CAPE CANAVERAL, Flórida (AP) – O novo telescópio espacial da NASA está prestes a terminar a parte mais perigosa de sua missão – revelar e selar a enorme barreira solar – depois que os controladores terrestres consertaram dois problemas, disseram autoridades na segunda-feira.

Visores para o sol do tamanho de uma quadra de tênis Telescópio espacial James Webb Agora está totalmente aberto e em processo de expansão. O processo deve ser concluído na quarta-feira.

O telescópio de US $ 10 bilhões – o maior e mais poderoso observatório astronômico já lançado – foi lançado no dia de Natal, longe da Guiana Francesa.

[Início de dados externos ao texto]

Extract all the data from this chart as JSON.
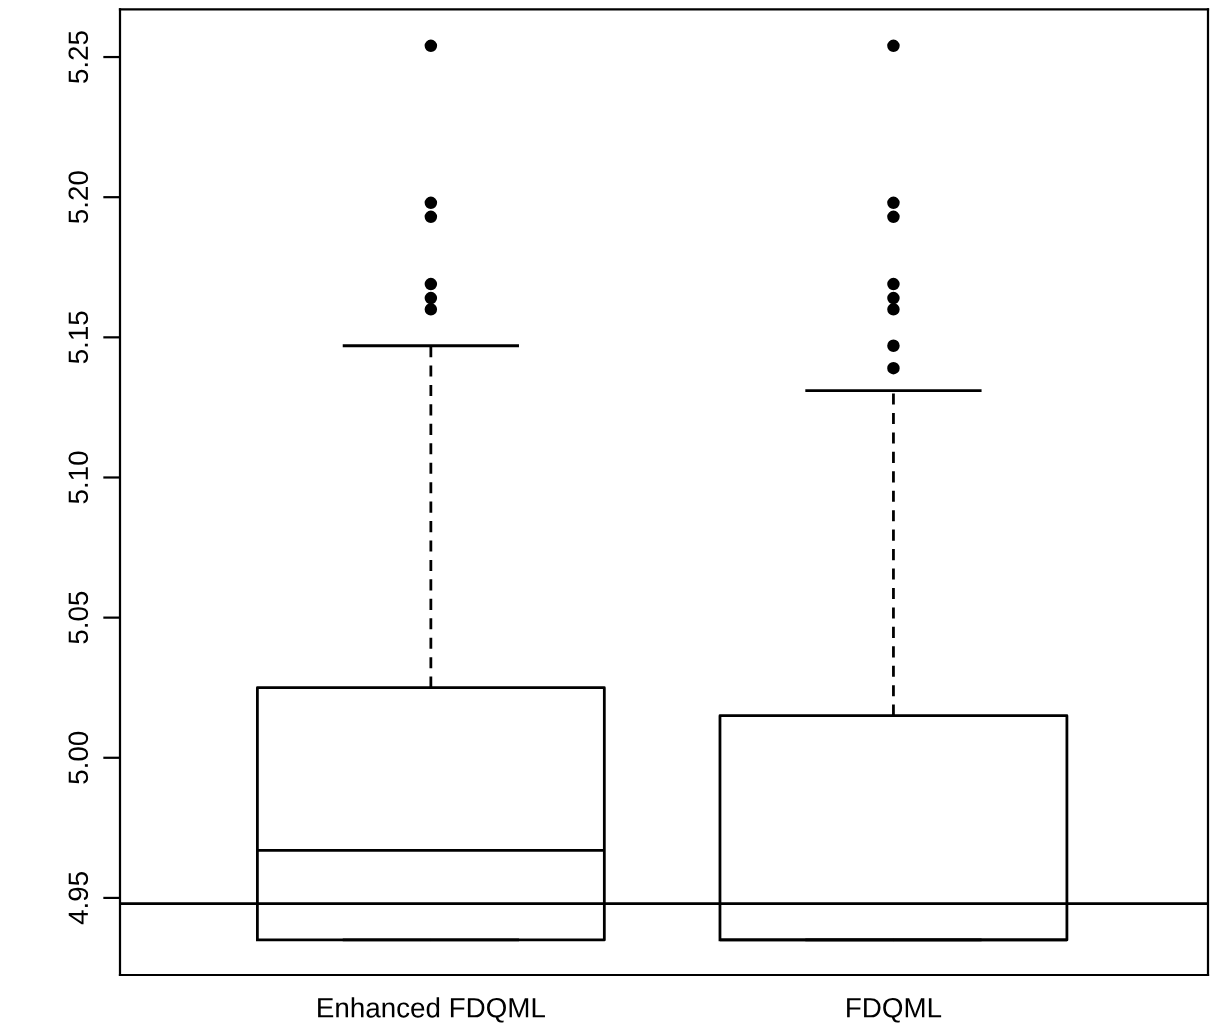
{
  "chart_data": {
    "type": "box",
    "categories": [
      "Enhanced FDQML",
      "FDQML"
    ],
    "boxes": [
      {
        "low": 4.935,
        "q1": 4.935,
        "median": 4.967,
        "q3": 5.025,
        "high": 5.147,
        "outliers": [
          5.254,
          5.198,
          5.193,
          5.169,
          5.164,
          5.16
        ]
      },
      {
        "low": 4.935,
        "q1": 4.935,
        "median": 4.935,
        "q3": 5.015,
        "high": 5.131,
        "outliers": [
          5.254,
          5.198,
          5.193,
          5.169,
          5.164,
          5.16,
          5.147,
          5.139
        ]
      }
    ],
    "ylim": [
      4.9225,
      5.267
    ],
    "yticks": [
      4.95,
      {
        "value": 5.0,
        "label": "5.00"
      },
      5.05,
      {
        "value": 5.1,
        "label": "5.10"
      },
      5.15,
      {
        "value": 5.2,
        "label": "5.20"
      },
      5.25
    ],
    "ref_lines": [
      {
        "axis": "y",
        "value": 4.948,
        "color": "#000000"
      }
    ],
    "grid": false,
    "legend": false
  }
}
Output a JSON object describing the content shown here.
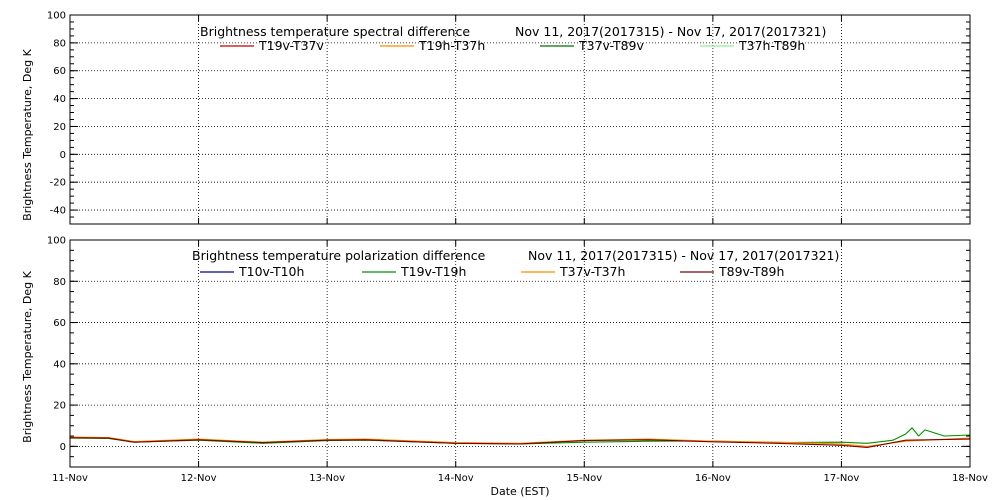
{
  "chart_data": [
    {
      "type": "line",
      "title": "Brightness temperature spectral difference",
      "date_range": "Nov 11, 2017(2017315) - Nov 17, 2017(2017321)",
      "ylabel": "Brightness Temperature, Deg K",
      "xlabel": "",
      "ylim": [
        -50,
        100
      ],
      "yticks": [
        -40,
        -20,
        0,
        20,
        40,
        60,
        80,
        100
      ],
      "xlim": [
        0,
        7
      ],
      "xtick_labels": [],
      "grid": true,
      "legend_placement": "top",
      "series": [
        {
          "name": "T19v-T37v",
          "color": "#c00000",
          "x": [],
          "y": []
        },
        {
          "name": "T19h-T37h",
          "color": "#ff8c00",
          "x": [],
          "y": []
        },
        {
          "name": "T37v-T89v",
          "color": "#007000",
          "x": [],
          "y": []
        },
        {
          "name": "T37h-T89h",
          "color": "#90ee90",
          "x": [],
          "y": []
        }
      ]
    },
    {
      "type": "line",
      "title": "Brightness temperature polarization difference",
      "date_range": "Nov 11, 2017(2017315) - Nov 17, 2017(2017321)",
      "ylabel": "Brightness Temperature, Deg K",
      "xlabel": "Date (EST)",
      "ylim": [
        -10,
        100
      ],
      "yticks": [
        0,
        20,
        40,
        60,
        80,
        100
      ],
      "xlim": [
        0,
        7
      ],
      "xtick_labels": [
        "11-Nov",
        "12-Nov",
        "13-Nov",
        "14-Nov",
        "15-Nov",
        "16-Nov",
        "17-Nov",
        "18-Nov"
      ],
      "grid": true,
      "legend_placement": "top",
      "series": [
        {
          "name": "T10v-T10h",
          "color": "#000090",
          "x": [],
          "y": []
        },
        {
          "name": "T19v-T19h",
          "color": "#009000",
          "x": [
            0,
            0.3,
            0.5,
            1.0,
            1.5,
            2.0,
            2.3,
            3.0,
            3.5,
            4.0,
            4.5,
            5.0,
            5.5,
            6.0,
            6.2,
            6.4,
            6.5,
            6.55,
            6.6,
            6.65,
            6.8,
            7.0
          ],
          "y": [
            4,
            3.8,
            2,
            3,
            1.5,
            2.8,
            3,
            1.5,
            1.2,
            2,
            2.5,
            2.6,
            1.8,
            2,
            1.5,
            3,
            6,
            9,
            5,
            8,
            5,
            5.5
          ]
        },
        {
          "name": "T37v-T37h",
          "color": "#ff8c00",
          "x": [
            0,
            0.3,
            0.5,
            1.0,
            1.5,
            2.0,
            2.3,
            3.0,
            3.5,
            4.0,
            4.5,
            5.0,
            5.5,
            6.0,
            6.2,
            6.5,
            7.0
          ],
          "y": [
            4.5,
            4.3,
            2.3,
            3.5,
            2,
            3.3,
            3.5,
            1.8,
            1.5,
            3,
            3.5,
            2.5,
            2,
            1.2,
            0,
            2.5,
            4
          ]
        },
        {
          "name": "T89v-T89h",
          "color": "#800000",
          "x": [
            0,
            0.3,
            0.5,
            1.0,
            1.5,
            2.0,
            2.3,
            3.0,
            3.5,
            4.0,
            4.5,
            5.0,
            5.5,
            6.0,
            6.2,
            6.5,
            7.0
          ],
          "y": [
            4.2,
            4,
            2,
            3.2,
            1.8,
            3,
            3.2,
            1.5,
            1.2,
            2.8,
            3.2,
            2.2,
            1.5,
            0.5,
            -0.5,
            3,
            3.5
          ]
        }
      ]
    }
  ]
}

A pala de sol e o espelho principal tiveram que ser dobrados para caber no míssil europeu Ariane.

O protetor solar é vital para manter os sensores infravermelhos de Webb em temperaturas abaixo de zero, enquanto eles examinam o universo em busca das primeiras estrelas e galáxias, e examinam a atmosfera de mundos alienígenas em busca de possíveis sinais de vida.

Obter o protetor solar na sexta-feira passada “foi realmente uma grande conquista para nós”, disse o gerente de projeto Bill Ochs. Todos os 107 pinos de liberação foram abertos corretamente.

Mas houve alguns obstáculos.

Os controladores de vôo em Maryland tiveram que reiniciar o painel solar de Webb para obter mais energia. Amy Lo, engenheira-chefe do empreiteiro principal do telescópio, Northrop Grumman, disse que o observatório – considerado o sucessor do antigo Telescópio Espacial Hubble – nunca esteve em perigo, com um fluxo constante de energia.

Eles também zeram o telescópio para limitar a luz do sol em seis motores extremamente quentes. Autoridades disseram que os motores esfriaram o suficiente para começar a proteger as viseiras, um processo de três dias que pode ser interrompido se o problema reaparecer.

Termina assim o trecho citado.